There are also other problems whereby it removes huge amounts of formatting - particularly foreground colours and conditional formatting for no apparent reason. And I also have huge issues with exporting large UltraGrids to Excel. But I guess I will raise those as separate concerns elsewhere.
James,
I have reproduced the issue that you are describing. I shall submit this to our development team for further review and you will receive more information on this from the support case that has been opened for you.
Excellent news!
Thanks for your patience and perseverance with this!
Hi, we're evaluating the latest release, and it appears this is not fixed.
This is a huge problem for our reports we're evaluating this for.. We were expecting the calculation engine to be able to at least do simple tasks, but it never recalculates.
e.g. create a simple spreadsheet a1="test", b1 =a1
then set worksheetcell (a1) = "foo"
wb.CalculationMode = CalculationMode.Automatic wb.ResumeCalculations() wb.Recalculate()

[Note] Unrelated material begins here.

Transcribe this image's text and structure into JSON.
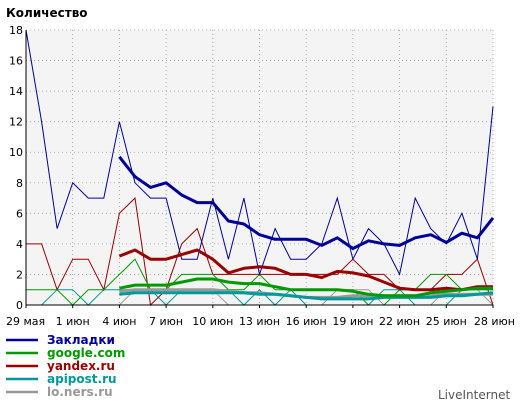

b1 still = "test" until I open the spreadsheet in a viewer and then edit cell b1 to force a recalc.
Are we doing something wrong, or Is there an ETA on the fix?
Thanks.
Hi, I'm encountering MAJOR bugs surrounding the workbook calculations. I tried Recalculate(true) to work around the bug where the workbook is not automatically recalculating, however when there are errors in formulas the performance becomes unbearable and the application grinds to a halt. A report that in Excel/com takes 5 seconds, takes hours to run, and spits out a LONG stream of exceptions based in the Infragistics library to the debugger when Recalculate() is called
Exception thrown: 'System.FormatException' in Infragistics4.Documents.Excel.v16.1.dll ("Input string was not in a correct format.")
Please let me know if I can provide any more details in this. I really want this to work for us, but it's not looking likely with all these calculation issues.
I have a very simple workbook to reproduce the recalculation performance issue
In Cell B1, put "A"
In Cell D1, put "=OFFSET(A1,B1,C1)"
This generates a #value error since the second and third args to OFFSET should have been integers. This in turn generates not one, but TWO exceptions in Infragistics libraries upon Recalculate(true)
Now, to see how utterly TERRIBLE the performance is with just these few exceptions being handled, copy A1:D1 down to A100:D100 and call Recalculate(true)
On my test environment, this takes 17 seconds just to handle just 100 formulas!!! This just doesn't work.